Brèves de cantine

Une confiance absolue dans la technologie.

Une confiance absolue dans la technologie.

L’aventure se passe au début des années 80. Soutenu par les projets européens, le BRGM avait développé conjointement avec le Laboratoire Central des Ponts et Chaussées (LCPC) une sonde destinée à doser, in situ dans les forages, les éléments caractéristiques des différentes formations géologiques.

C’était une instrumentation très sophistiquée destinée à être simplifiée pour des applications minières. Nous avions jeté notre dévolu sur le dosage du phosphate, le BRGM possédant des participations minières dans la mine de phosphate de Taïba au Sénégal. Mais il nous fallait trouver un site en France pour nos premières expérimentations devant conduire à une étude de faisabilité.
L’endroit choisi se trouvait en Picardie, près d’Albert, où le phosphate avait surtout été exploité avant la guerre de 14. Les teneurs étant relativement faibles, le gisement utilisé pour l’amendement des sols avait été abandonné puis, au fil des années transformé en circuit de ‘motos vertes’.

Bénéficiant d’un hiver rigoureux, nous avions décidé de nous rendre sur place, contraints par les impératifs européens. Mais la préparation de la mission fût un peu plus longue que prévue et, quand nous arrivâmes sur le terrain d’expérimentation le dégel venait de s’amorcer. Là nous découvrîmes à quel point un terrain argileux gelé en profondeur et recouvert d’une couche de boue pouvait être glissant. Même à l’arrêt les vibrations du moteur du véhicule suffisaient à le faire glisser dangereusement en contrebas du chemin qui devait nous mener au forage. Là il fallut réagir vite si nous ne voulions pas voir ces 18 tonnes d’acier bourrées d’électronique dévaler ces quelques mètres abrupts qui nous séparaient de la couche convoitée. Tout planter sur place n’était d’ailleurs pas plus rassurant.
J’entrepris alors de mettre les chaînes, tâche rendue très difficile par la taille des roues du camion, jumelées à l’arrière. Je capitulai après la troisième roue. Quand je sortis du dessous du camion je vis le visage de Jean-Yves Moal décomposé; il me fallut quelque temps pour réaliser que seul le blanc de mes yeux émergeait de cet océan de boue.

Nous parvînmes néanmoins à poursuivre notre chemin, puis à positionner le camion près du forage.
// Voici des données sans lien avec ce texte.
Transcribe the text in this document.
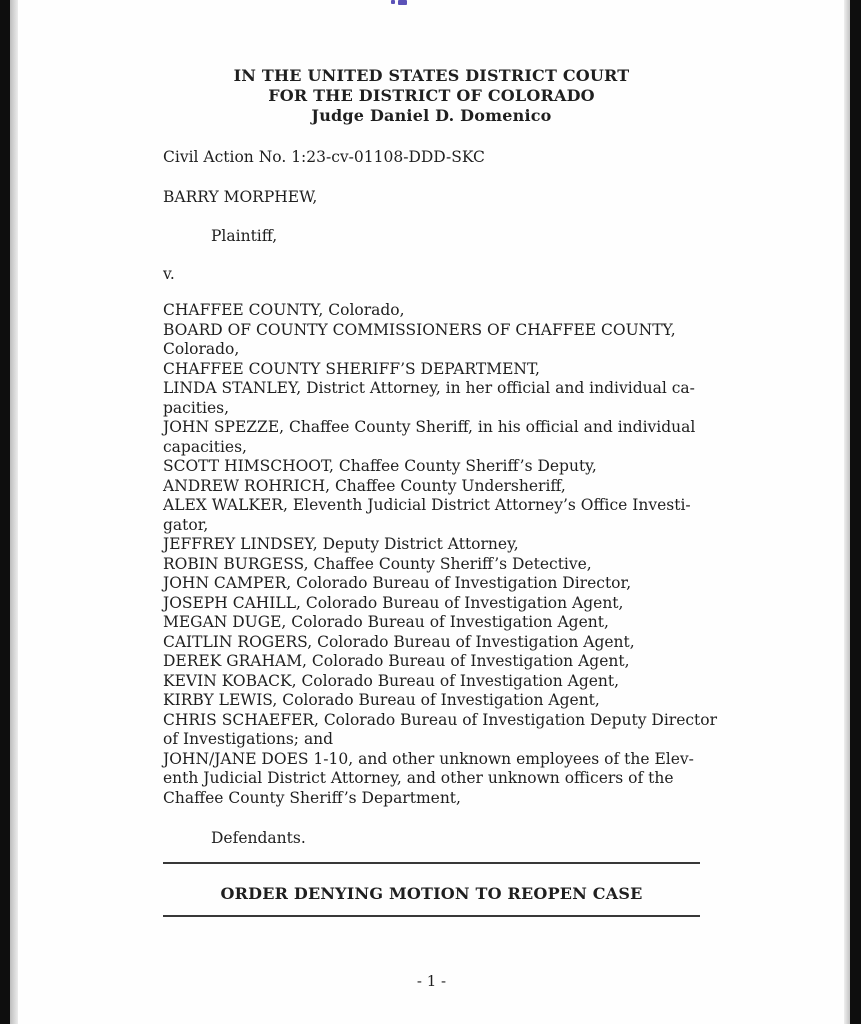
IN THE UNITED STATES DISTRICT COURT
FOR THE DISTRICT OF COLORADO
Judge Daniel D. Domenico
Civil Action No. 1:23-cv-01108-DDD-SKC
BARRY MORPHEW,
Plaintiff,
v.
CHAFFEE COUNTY, Colorado,
BOARD OF COUNTY COMMISSIONERS OF CHAFFEE COUNTY,
Colorado,
CHAFFEE COUNTY SHERIFF’S DEPARTMENT,
LINDA STANLEY, District Attorney, in her official and individual ca-
pacities,
JOHN SPEZZE, Chaffee County Sheriff, in his official and individual
capacities,
SCOTT HIMSCHOOT, Chaffee County Sheriff’s Deputy,
ANDREW ROHRICH, Chaffee County Undersheriff,
ALEX WALKER, Eleventh Judicial District Attorney’s Office Investi-
gator,
JEFFREY LINDSEY, Deputy District Attorney,
ROBIN BURGESS, Chaffee County Sheriff’s Detective,
JOHN CAMPER, Colorado Bureau of Investigation Director,
JOSEPH CAHILL, Colorado Bureau of Investigation Agent,
MEGAN DUGE, Colorado Bureau of Investigation Agent,
CAITLIN ROGERS, Colorado Bureau of Investigation Agent,
DEREK GRAHAM, Colorado Bureau of Investigation Agent,
KEVIN KOBACK, Colorado Bureau of Investigation Agent,
KIRBY LEWIS, Colorado Bureau of Investigation Agent,
CHRIS SCHAEFER, Colorado Bureau of Investigation Deputy Director
of Investigations; and
JOHN/JANE DOES 1-10, and other unknown employees of the Elev-
enth Judicial District Attorney, and other unknown officers of the
Chaffee County Sheriff’s Department,
Defendants.
ORDER DENYING MOTION TO REOPEN CASE
- 1 -
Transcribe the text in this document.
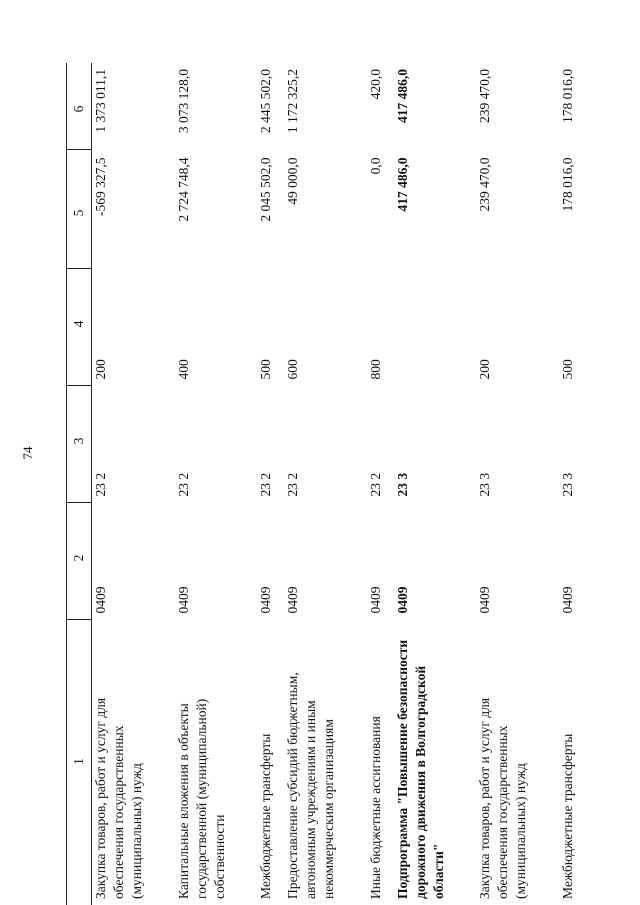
74
1	2	3	4	5	6
Закупка товаров, работ и услуг для обеспечения государственных (муниципальных) нужд	0409	23 2	200	-569 327,5	1 373 011,1
Капитальные вложения в объекты государственной (муниципальной) собственности	0409	23 2	400	2 724 748,4	3 073 128,0
Межбюджетные трансферты	0409	23 2	500	2 045 502,0	2 445 502,0
Предоставление субсидий бюджетным, автономным учреждениям и иным некоммерческим организациям	0409	23 2	600	49 000,0	1 172 325,2
Иные бюджетные ассигнования	0409	23 2	800	0,0	420,0
Подпрограмма "Повышение безопасности дорожного движения в Волгоградской области"	0409	23 3		417 486,0	417 486,0
Закупка товаров, работ и услуг для обеспечения государственных (муниципальных) нужд	0409	23 3	200	239 470,0	239 470,0
Межбюджетные трансферты	0409	23 3	500	178 016,0	178 016,0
Là le véritable labeur commença car il fallut résoudre les problèmes inexorables liés à l’alimentation de 120 000 volts du générateur de neutrons, puis nous approvisionner régulièrement en azote liquide auprès de l’hôpital d’Amiens pour maintenir à basse température le détecteur de rayons Gamma.

Le soir venu, nous nous dirigeâmes vers notre hôtel à Albert. Et quelle ne fût pas notre surprise, non seulement nos chambres n’étaient pas chauffées, mais on nous servit pour tout repas 3 os se battant en duel au milieu de quelques feuilles de choux.
Les jours suivants, ne déviant pas de notre objectif de doser le phosphate, la dure réalité s’imposa: les teneurs étaient trop basses pour être mesurées. Il fallut donc faire quelques contorsions au moment de rendre le rapport final.

Mais cette histoire ne finit pas si mal car cette expérience douloureuse nous permit de développer une instrumentation plus robuste qui nous guida en 1986 vers la mine de Taïba. Notre expérience africaine nous parut un jeu d’enfants, d’autant plus que la technique d’activation neutronique en forages s’avéra potentiellement utile par son utilisation dans les forages d’exploitation.

J’ai gardé la clé du forage picard minutieusement rangée dans mon bureau; il y était écrit en toutes lettres « Ribemont sur Ancre ». J’ai dû me résoudre à la mettre à la poubelle quand je partis à la retraite en 2007.